My friends’ kids have speech delays or autism. One just found out her daughter is deaf in one ear; I have a friend who lost part of his leg in a tragic accident when he was young. No one gets to skate through life without some degree of pain and suffering. And in the end, it’s how we handle it that matters.
Then I thought of my father-in-law and what a great man he is and how wonderful his life is. He’s easily one of the most content people I have ever met. He has a PhD, a great marriage, a good relationship with his kids. He’s the best example I have of someone being comfortable in their own skin. And his skin is riddled with vitiligo. As a parent, I knew that I would be so lucky if my son grew up to have a life as meaningful and happy as my father-in-law’s. That brought me enormous comfort.
My father-in-law just seems to have always had a deep understanding that life isn’t about being or looking perfect. It’s about finding meaning and purpose and about connection and relationships.
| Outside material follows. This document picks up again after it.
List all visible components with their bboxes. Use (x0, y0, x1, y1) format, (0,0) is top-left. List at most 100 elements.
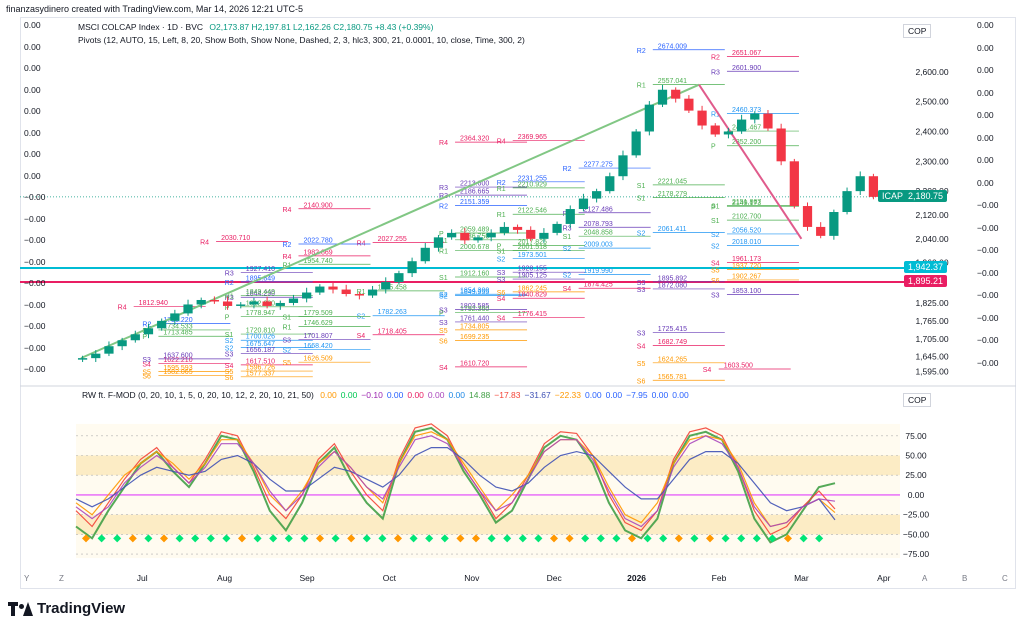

He’s never talked about vitiligo in a way that has made me believe it has any real impact on his life. He admitted that a few people have said a few hurtful things, but he got to define how he let those things affect him. And they didn’t.
So after my initial pity party, I realized that my son also doesn’t deserve a mother who can’t handle shit. He deserves a mother who understands that life may be challenging and that’s okay. That having skin that’s missing some pigment doesn’t take away from the beautiful, funny, sweet, loving kid he is. Most importantly, it’s his skin and not his soul — and he’s a such beautiful, sweet soul.
This also made me realize: You don’t get to pick your kids’ battles; you get to teach them how to fight. He gets to determine how he lets this affect him. I hope we give him enough self-esteem and love to know that he can and will do anything he wants to. That life is full of challenges but also the will and grace to learn from those challenges.
So, no, I don’t want my children to have challenges, or to be be different or feel less than. But at the end the day that’s not what I have control over. I have control over teaching my sweet boy how to handle those challenges and to let him know that beyond anything he is so, so loved.